I know that I am going to sound like a stereotypical recent college graduate, but this move has been tough; much more tough that I imagined. The rose colored glasses have been stripped and I am now seeing the “real world” with a new set of clear frames.
I am absolutely blessed to have an amazing internship with Girls on the Run- DC. I can honestly say that I LOVE going into work and exploring a different side of the organization. Sure the long commute sucks at times, but as soon as I step off the Metro train in the morning, I feel like I am in my element. I am happy going into the office. I am happy to be working in a city that I first fell in love with 11 years ago. The days are long, but I go to bed feeling like I have accomplished something for the day. The days when I go into my internship are the days I look forward to every week.
However, the other days are tough and seem to overshadow the good days. While I have always been an independent person and have no problems going out and doing things by myself, I have been feeling incredibly lonely. Let me preface my next statement with this: I LOVE my aunt and I am so gracious that she has generously opened her house to me while I get on my feet, but I am having a difficult time adjusting to “my new life.”
Living out in the country has been a huge change for me. My aunt’s house is in a small town, a good 50-60 minute drive to the nearest metro station. I am making very little a week (barely enough to cover my gas costs) so it is not feasible for me to go into the District to go on group runs, go to dinner, or meet new people. The town I live in does not have anything for people my age so I don’t have that option. Basically, I feel alone.
I wouldn’t go as far as to say that I am depressed, but I am definitely having feelings of discouragement. Of course I didn’t expect this move to be easy, but I also didn’t expect for it to be so difficult emotionally. And for whatever reason, my emotions can change at the drop of a hat. One moment I can be happy and excited and the next, I can be angry or frustrated with everything. I find myself getting nit picky and frustrated about the most random things- traffic and all the driving that I do on a daily basis being on the top of my list. Bless my parents because they have unfortunately had to deal with these sudden mood swings. They are seriously saints.

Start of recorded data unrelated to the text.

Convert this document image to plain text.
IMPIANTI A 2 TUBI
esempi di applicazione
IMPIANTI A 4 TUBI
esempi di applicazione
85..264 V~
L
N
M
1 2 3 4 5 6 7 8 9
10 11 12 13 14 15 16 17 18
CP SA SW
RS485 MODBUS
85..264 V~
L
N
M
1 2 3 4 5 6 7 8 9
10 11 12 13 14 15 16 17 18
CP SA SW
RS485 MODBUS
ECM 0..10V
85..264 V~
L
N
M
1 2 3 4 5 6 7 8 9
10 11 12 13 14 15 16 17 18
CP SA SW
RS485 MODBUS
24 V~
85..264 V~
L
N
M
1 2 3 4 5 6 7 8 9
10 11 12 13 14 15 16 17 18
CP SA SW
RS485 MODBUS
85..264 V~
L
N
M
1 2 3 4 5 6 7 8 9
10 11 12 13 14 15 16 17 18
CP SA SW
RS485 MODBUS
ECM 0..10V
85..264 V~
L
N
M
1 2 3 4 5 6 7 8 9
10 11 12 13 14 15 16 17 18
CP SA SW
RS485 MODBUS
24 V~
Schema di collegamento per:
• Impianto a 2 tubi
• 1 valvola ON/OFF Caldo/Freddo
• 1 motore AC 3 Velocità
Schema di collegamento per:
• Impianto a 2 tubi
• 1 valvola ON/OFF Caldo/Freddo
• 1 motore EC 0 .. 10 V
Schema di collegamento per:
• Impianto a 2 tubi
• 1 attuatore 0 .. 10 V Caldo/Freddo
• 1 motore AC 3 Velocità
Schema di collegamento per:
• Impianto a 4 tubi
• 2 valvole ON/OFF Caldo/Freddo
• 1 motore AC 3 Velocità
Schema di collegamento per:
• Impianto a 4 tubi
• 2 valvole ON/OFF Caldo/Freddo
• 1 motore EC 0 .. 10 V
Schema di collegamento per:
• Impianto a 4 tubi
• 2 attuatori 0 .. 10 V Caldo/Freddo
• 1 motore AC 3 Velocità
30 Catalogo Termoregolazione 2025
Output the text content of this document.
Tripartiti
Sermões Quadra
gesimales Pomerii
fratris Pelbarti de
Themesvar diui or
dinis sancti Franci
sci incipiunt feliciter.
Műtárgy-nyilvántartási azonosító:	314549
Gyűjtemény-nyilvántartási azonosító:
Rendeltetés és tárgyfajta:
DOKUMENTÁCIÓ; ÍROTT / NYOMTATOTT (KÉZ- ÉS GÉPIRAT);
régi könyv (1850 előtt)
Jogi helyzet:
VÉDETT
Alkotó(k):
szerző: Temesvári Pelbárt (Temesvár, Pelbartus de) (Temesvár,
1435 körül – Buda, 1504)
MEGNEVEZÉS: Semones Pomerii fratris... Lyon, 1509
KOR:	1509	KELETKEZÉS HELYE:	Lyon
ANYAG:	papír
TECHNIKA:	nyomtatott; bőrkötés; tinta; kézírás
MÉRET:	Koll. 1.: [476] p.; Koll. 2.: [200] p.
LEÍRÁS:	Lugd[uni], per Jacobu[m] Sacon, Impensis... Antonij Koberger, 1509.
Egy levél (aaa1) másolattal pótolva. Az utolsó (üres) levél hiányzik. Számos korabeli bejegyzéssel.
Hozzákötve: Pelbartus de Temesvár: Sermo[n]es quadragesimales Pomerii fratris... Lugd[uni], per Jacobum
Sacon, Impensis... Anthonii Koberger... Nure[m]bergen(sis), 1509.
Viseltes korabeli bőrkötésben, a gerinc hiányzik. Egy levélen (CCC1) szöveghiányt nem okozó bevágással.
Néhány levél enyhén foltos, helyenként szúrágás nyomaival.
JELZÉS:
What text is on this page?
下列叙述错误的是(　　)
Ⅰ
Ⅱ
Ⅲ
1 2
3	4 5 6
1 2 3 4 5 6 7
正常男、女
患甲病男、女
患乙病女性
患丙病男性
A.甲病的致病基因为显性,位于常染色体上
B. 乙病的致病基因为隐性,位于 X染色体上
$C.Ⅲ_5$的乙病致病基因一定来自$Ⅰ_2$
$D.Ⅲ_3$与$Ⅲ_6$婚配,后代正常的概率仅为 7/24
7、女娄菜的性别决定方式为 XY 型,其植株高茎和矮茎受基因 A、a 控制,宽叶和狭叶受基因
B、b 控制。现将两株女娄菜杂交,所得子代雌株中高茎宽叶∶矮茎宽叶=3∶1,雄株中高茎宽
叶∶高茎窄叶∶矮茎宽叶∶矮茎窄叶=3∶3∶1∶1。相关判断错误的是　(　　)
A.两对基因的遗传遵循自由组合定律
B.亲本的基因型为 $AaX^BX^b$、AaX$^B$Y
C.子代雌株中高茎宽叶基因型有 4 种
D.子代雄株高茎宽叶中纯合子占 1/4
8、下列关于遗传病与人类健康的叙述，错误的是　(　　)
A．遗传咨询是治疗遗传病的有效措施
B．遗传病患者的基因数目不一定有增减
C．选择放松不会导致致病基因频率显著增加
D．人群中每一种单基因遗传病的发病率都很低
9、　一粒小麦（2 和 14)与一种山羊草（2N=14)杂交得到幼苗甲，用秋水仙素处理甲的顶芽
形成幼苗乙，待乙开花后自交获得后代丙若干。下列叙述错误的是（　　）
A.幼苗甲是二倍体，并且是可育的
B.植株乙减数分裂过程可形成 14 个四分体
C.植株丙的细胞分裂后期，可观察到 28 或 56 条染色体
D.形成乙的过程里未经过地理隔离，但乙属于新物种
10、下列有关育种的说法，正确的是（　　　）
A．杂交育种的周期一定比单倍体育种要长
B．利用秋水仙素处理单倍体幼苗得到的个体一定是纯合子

I know that there is only so much I can control right now and I know that my concerns are minuscule compared to what other people have to deal with on a daily basis. I do realize this, but for whatever reason, I can not stop fixating on my concerns and just suck them up and deal with them. Honestly, at times, I feel a bit selfish.

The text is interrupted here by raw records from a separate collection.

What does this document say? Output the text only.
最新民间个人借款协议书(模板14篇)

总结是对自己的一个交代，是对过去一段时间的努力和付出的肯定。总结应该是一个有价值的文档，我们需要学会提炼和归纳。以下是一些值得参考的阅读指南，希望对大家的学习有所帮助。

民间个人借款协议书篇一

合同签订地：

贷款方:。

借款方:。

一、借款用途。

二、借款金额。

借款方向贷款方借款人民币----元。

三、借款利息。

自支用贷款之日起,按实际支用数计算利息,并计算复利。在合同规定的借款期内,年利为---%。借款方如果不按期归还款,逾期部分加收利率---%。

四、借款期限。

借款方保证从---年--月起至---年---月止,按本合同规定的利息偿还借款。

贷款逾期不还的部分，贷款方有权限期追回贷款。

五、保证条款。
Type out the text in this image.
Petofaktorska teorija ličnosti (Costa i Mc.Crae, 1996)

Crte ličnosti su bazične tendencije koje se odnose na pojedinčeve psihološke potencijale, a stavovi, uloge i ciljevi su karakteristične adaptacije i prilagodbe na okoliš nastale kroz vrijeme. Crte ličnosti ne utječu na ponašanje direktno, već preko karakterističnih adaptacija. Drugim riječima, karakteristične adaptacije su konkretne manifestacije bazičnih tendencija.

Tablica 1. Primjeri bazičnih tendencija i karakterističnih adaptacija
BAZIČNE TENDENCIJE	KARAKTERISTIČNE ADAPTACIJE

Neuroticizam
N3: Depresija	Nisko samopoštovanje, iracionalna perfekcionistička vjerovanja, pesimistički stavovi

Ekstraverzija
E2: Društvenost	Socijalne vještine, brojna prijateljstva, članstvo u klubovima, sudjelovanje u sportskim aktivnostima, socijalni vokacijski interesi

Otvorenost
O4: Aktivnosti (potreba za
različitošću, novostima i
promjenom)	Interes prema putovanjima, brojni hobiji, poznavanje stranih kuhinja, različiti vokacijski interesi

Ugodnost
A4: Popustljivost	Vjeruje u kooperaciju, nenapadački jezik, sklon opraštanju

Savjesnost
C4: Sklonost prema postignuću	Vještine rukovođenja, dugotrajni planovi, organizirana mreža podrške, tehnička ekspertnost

I know that it sounds like I am complaining, but I don’t mean for it to come across that way. I know that I am blessed to be here, to have the support of my parents who believe in me, and the ability to be around my extended family everyday. I am so grateful and I will never take all of this for granted.
So for now, I guess I just need to force myself out of this funk and try my hardest to focus on the positives. The positives are there, I just need to remind myself of them.